In the US, Mohsin Hamid’s Exit West (Hamish Hamilton), about the turbulent lives of refugees, has won the inaugural US$35,000 (A$45,100) Aspen Words Literary Prize, reports NPR.

Exit West is a novel about migration and how the world is changing—and could change—and how we are all migrants, and how we can find an optimistic future together,’ said Hamid in his acceptance speech for the prize. ‘I’m really grateful to be honoured by this prize in particular, which is a prize that looks to books to have an impact on the world.’

Prize judge Phil Klay said he was stunned by the ‘exquisite sentences’ that ‘build up this incredible portrait of two lovers in a war zone’. ‘He forces us to ask how we would react, and what kind of potential there is for reactionary violence within our own societies. And he also hints at possibilities for doing better. And I think that that is something vital right now,’ said Klay.
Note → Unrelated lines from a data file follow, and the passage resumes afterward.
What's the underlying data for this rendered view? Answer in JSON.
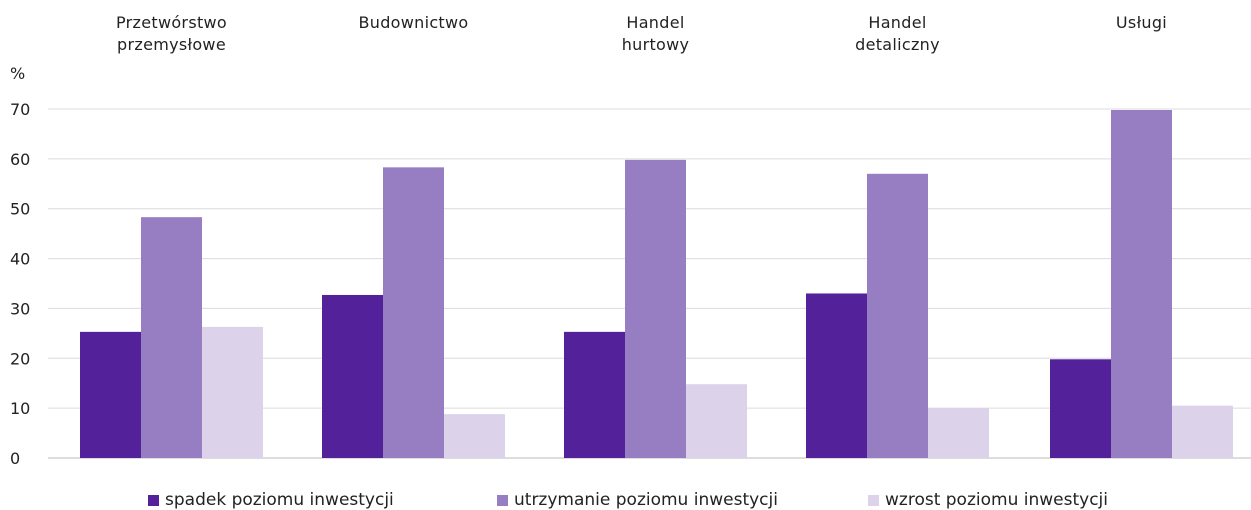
{
  "chart_data": {
    "type": "bar",
    "categories": [
      "Przetwórstwo\nprzemysłowe",
      "Budownictwo",
      "Handel\nhurtowy",
      "Handel\ndetaliczny",
      "Usługi"
    ],
    "series": [
      {
        "name": "spadek poziomu inwestycji",
        "color": "#53229a",
        "values": [
          25.3,
          32.7,
          25.3,
          33.0,
          19.8
        ]
      },
      {
        "name": "utrzymanie poziomu inwestycji",
        "color": "#977dc1",
        "values": [
          48.3,
          58.3,
          59.8,
          57.0,
          69.8
        ]
      },
      {
        "name": "wzrost poziomu inwestycji",
        "color": "#dcd2ea",
        "values": [
          26.3,
          8.8,
          14.8,
          10.0,
          10.5
        ]
      }
    ],
    "ylabel": "%",
    "ylim": [
      0,
      70
    ],
    "yticks": [
      0,
      10,
      20,
      30,
      40,
      50,
      60,
      70
    ],
    "grid": true,
    "legend_position": "bottom"
  }
}
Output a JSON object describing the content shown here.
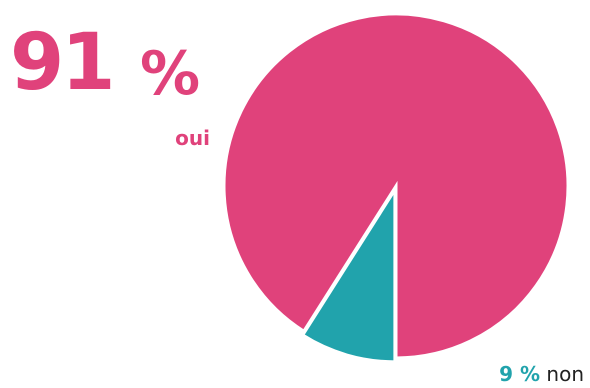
{
  "chart_data": {
    "type": "pie",
    "title": "",
    "slices": [
      {
        "label": "oui",
        "value": 91,
        "value_label": "91",
        "unit": "%",
        "color": "#e0427b"
      },
      {
        "label": "non",
        "value": 9,
        "value_label": "9 %",
        "color": "#21a3ac"
      }
    ]
  },
  "colors": {
    "pink": "#e0427b",
    "teal": "#21a3ac",
    "background": "#ffffff"
  }
}
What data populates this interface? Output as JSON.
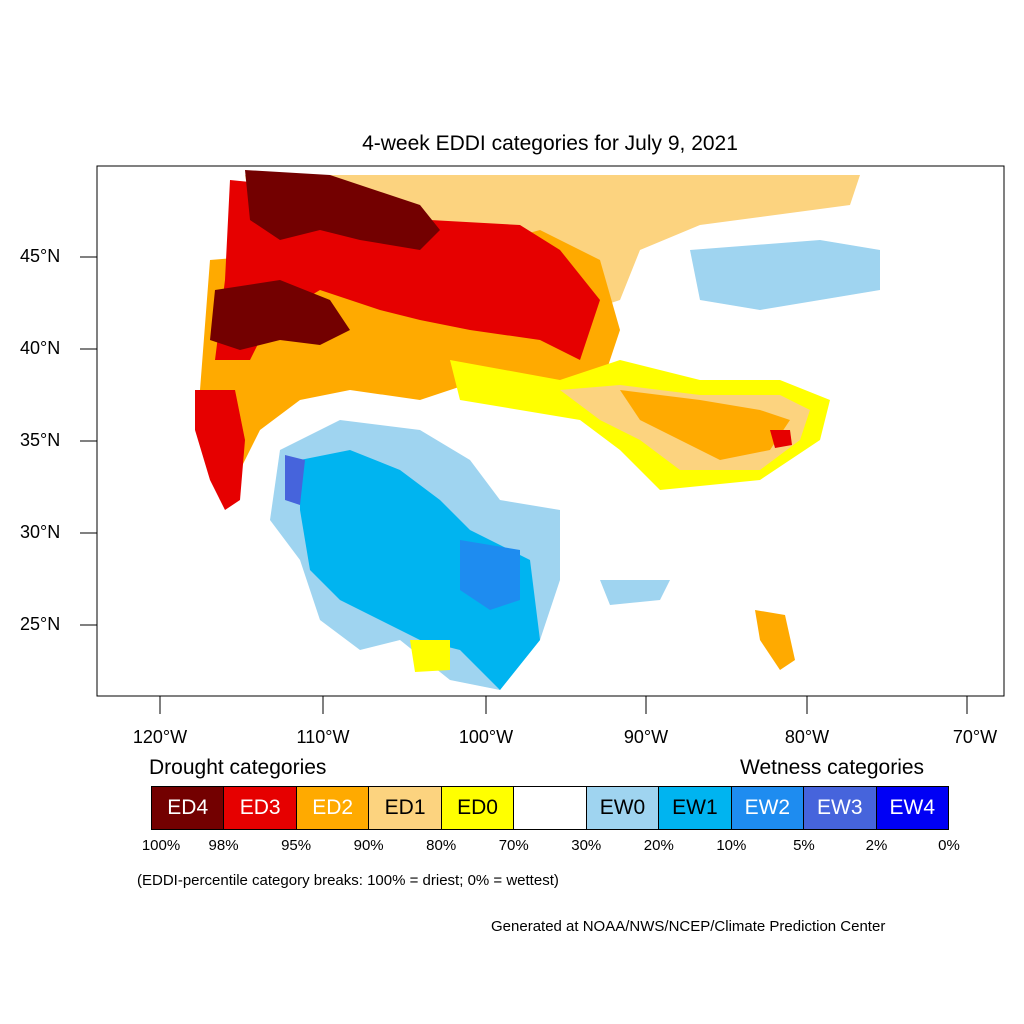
{
  "title": "4-week EDDI categories for July 9, 2021",
  "axes": {
    "lat_labels": [
      "45°N",
      "40°N",
      "35°N",
      "30°N",
      "25°N"
    ],
    "lon_labels": [
      "120°W",
      "110°W",
      "100°W",
      "90°W",
      "80°W",
      "70°W"
    ]
  },
  "legend": {
    "drought_heading": "Drought categories",
    "wetness_heading": "Wetness categories",
    "categories": [
      {
        "label": "ED4",
        "color": "#730000",
        "text_color": "#ffffff"
      },
      {
        "label": "ED3",
        "color": "#e60000",
        "text_color": "#ffffff"
      },
      {
        "label": "ED2",
        "color": "#ffaa00",
        "text_color": "#ffffff"
      },
      {
        "label": "ED1",
        "color": "#fcd37f",
        "text_color": "#000000"
      },
      {
        "label": "ED0",
        "color": "#ffff00",
        "text_color": "#000000"
      },
      {
        "label": "",
        "color": "#ffffff",
        "text_color": "#000000"
      },
      {
        "label": "EW0",
        "color": "#9fd4f0",
        "text_color": "#000000"
      },
      {
        "label": "EW1",
        "color": "#00b4f0",
        "text_color": "#000000"
      },
      {
        "label": "EW2",
        "color": "#1e8cf0",
        "text_color": "#ffffff"
      },
      {
        "label": "EW3",
        "color": "#4664dc",
        "text_color": "#ffffff"
      },
      {
        "label": "EW4",
        "color": "#0000f5",
        "text_color": "#ffffff"
      }
    ],
    "percentiles": [
      "100%",
      "98%",
      "95%",
      "90%",
      "80%",
      "70%",
      "30%",
      "20%",
      "10%",
      "5%",
      "2%",
      "0%"
    ]
  },
  "note": "(EDDI-percentile category breaks: 100% = driest; 0% = wettest)",
  "credit": "Generated at NOAA/NWS/NCEP/Climate Prediction Center"
}
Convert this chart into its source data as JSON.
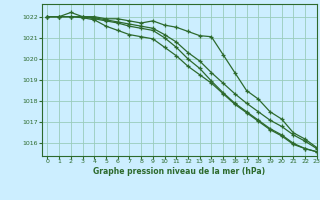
{
  "title": "Graphe pression niveau de la mer (hPa)",
  "bg_color": "#cceeff",
  "grid_color": "#99ccbb",
  "line_color": "#2d6a2d",
  "xlim": [
    -0.5,
    23
  ],
  "ylim": [
    1015.4,
    1022.6
  ],
  "yticks": [
    1016,
    1017,
    1018,
    1019,
    1020,
    1021,
    1022
  ],
  "xticks": [
    0,
    1,
    2,
    3,
    4,
    5,
    6,
    7,
    8,
    9,
    10,
    11,
    12,
    13,
    14,
    15,
    16,
    17,
    18,
    19,
    20,
    21,
    22,
    23
  ],
  "series": [
    [
      1022.0,
      1022.0,
      1022.2,
      1022.0,
      1022.0,
      1021.9,
      1021.9,
      1021.8,
      1021.7,
      1021.8,
      1021.6,
      1021.5,
      1021.3,
      1021.1,
      1021.05,
      1020.2,
      1019.35,
      1018.5,
      1018.1,
      1017.5,
      1017.15,
      1016.5,
      1016.2,
      1015.8
    ],
    [
      1022.0,
      1022.0,
      1022.0,
      1022.0,
      1021.95,
      1021.85,
      1021.75,
      1021.65,
      1021.55,
      1021.45,
      1021.15,
      1020.8,
      1020.3,
      1019.9,
      1019.35,
      1018.85,
      1018.35,
      1017.9,
      1017.5,
      1017.1,
      1016.8,
      1016.4,
      1016.1,
      1015.75
    ],
    [
      1022.0,
      1022.0,
      1022.0,
      1022.0,
      1021.9,
      1021.8,
      1021.7,
      1021.55,
      1021.45,
      1021.35,
      1021.0,
      1020.55,
      1020.0,
      1019.55,
      1018.95,
      1018.4,
      1017.9,
      1017.5,
      1017.1,
      1016.7,
      1016.4,
      1016.0,
      1015.75,
      1015.6
    ],
    [
      1022.0,
      1022.0,
      1022.0,
      1021.95,
      1021.85,
      1021.55,
      1021.35,
      1021.15,
      1021.05,
      1020.95,
      1020.55,
      1020.15,
      1019.65,
      1019.25,
      1018.85,
      1018.35,
      1017.85,
      1017.45,
      1017.05,
      1016.65,
      1016.35,
      1015.95,
      1015.75,
      1015.6
    ]
  ]
}
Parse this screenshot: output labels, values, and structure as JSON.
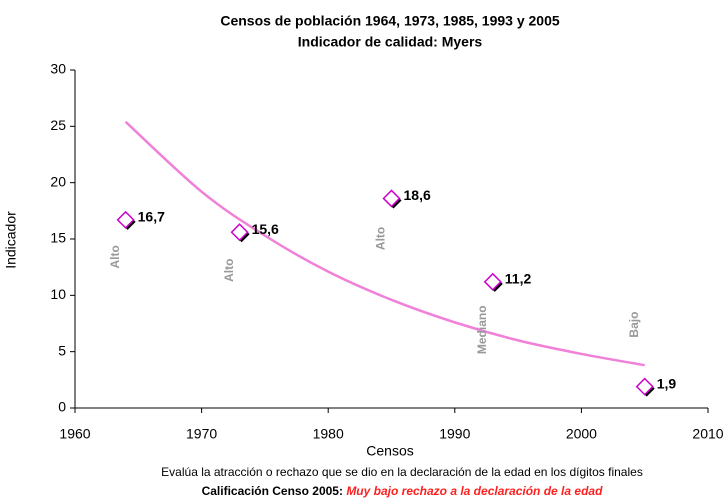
{
  "chart_data": {
    "type": "scatter",
    "title": "Censos de población 1964, 1973, 1985, 1993 y 2005",
    "subtitle": "Indicador de calidad: Myers",
    "x_label": "Censos",
    "y_label": "Indicador",
    "xlim": [
      1960,
      2010
    ],
    "xticks": [
      1960,
      1970,
      1980,
      1990,
      2000,
      2010
    ],
    "ylim": [
      0,
      30
    ],
    "yticks": [
      0,
      5,
      10,
      15,
      20,
      25,
      30
    ],
    "series": [
      {
        "x": [
          1964,
          1973,
          1985,
          1993,
          2005
        ],
        "values": [
          16.7,
          15.6,
          18.6,
          11.2,
          1.9
        ],
        "value_labels": [
          "16,7",
          "15,6",
          "18,6",
          "11,2",
          "1,9"
        ],
        "annotations": [
          "Alto",
          "Alto",
          "Alto",
          "Mediano",
          "Bajo"
        ],
        "color": "#cc00cc"
      }
    ],
    "trendline": {
      "x": [
        1964,
        1970,
        1975,
        1980,
        1985,
        1990,
        1995,
        2000,
        2005
      ],
      "values": [
        25.4,
        19.2,
        15.3,
        12.1,
        9.6,
        7.6,
        6.0,
        4.8,
        3.8
      ],
      "color": "#f080d8"
    },
    "footer": "Evalúa la atracción o rechazo que se dio en la declaración de la edad en los dígitos finales",
    "rating_label": "Calificación Censo 2005:",
    "rating_value": "Muy bajo  rechazo a la declaración de la edad"
  }
}
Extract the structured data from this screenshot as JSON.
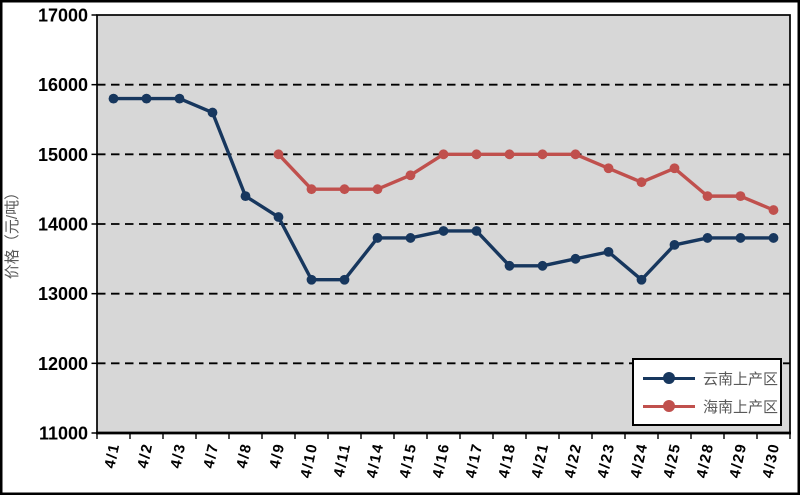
{
  "chart_data": {
    "type": "line",
    "title": "",
    "ylabel": "价格（元/吨）",
    "ylim": [
      11000,
      17000
    ],
    "ytick_step": 1000,
    "grid": "horizontal-dashed",
    "legend_position": "bottom-right",
    "plot_bg_color": "#D7D7D7",
    "x": [
      "4/1",
      "4/2",
      "4/3",
      "4/7",
      "4/8",
      "4/9",
      "4/10",
      "4/11",
      "4/14",
      "4/15",
      "4/16",
      "4/17",
      "4/18",
      "4/21",
      "4/22",
      "4/23",
      "4/24",
      "4/25",
      "4/28",
      "4/29",
      "4/30"
    ],
    "series": [
      {
        "name": "云南上产区",
        "color": "#17375E",
        "values": [
          15800,
          15800,
          15800,
          15600,
          14400,
          14100,
          13200,
          13200,
          13800,
          13800,
          13900,
          13900,
          13400,
          13400,
          13500,
          13600,
          13200,
          13700,
          13800,
          13800,
          13800
        ]
      },
      {
        "name": "海南上产区",
        "color": "#C0504D",
        "values": [
          null,
          null,
          null,
          null,
          null,
          15000,
          14500,
          14500,
          14500,
          14700,
          15000,
          15000,
          15000,
          15000,
          15000,
          14800,
          14600,
          14800,
          14400,
          14400,
          14200
        ]
      }
    ]
  }
}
The five finalists included Lesley Nneka Arimah’s short story collection What It Means When a Man Falls from the Sky (Headline), Samrat Upadhyay’s collection Mad Country (Soho Press), Jesmyn Ward’s novel Sing, Unburied, Sing (Bloomsbury) and Zinzi Clemmons’ collection What We Lose (HarperCollins).

The prize is awarded to an ‘influential work of fiction that illuminates a vital contemporary issue and demonstrates the transformative power of literature on thought and culture’. Founded by nonprofit Colorado literary centre Aspen Words, the award aims to boost writers who grapple with ‘the messiness of reality and human experience’.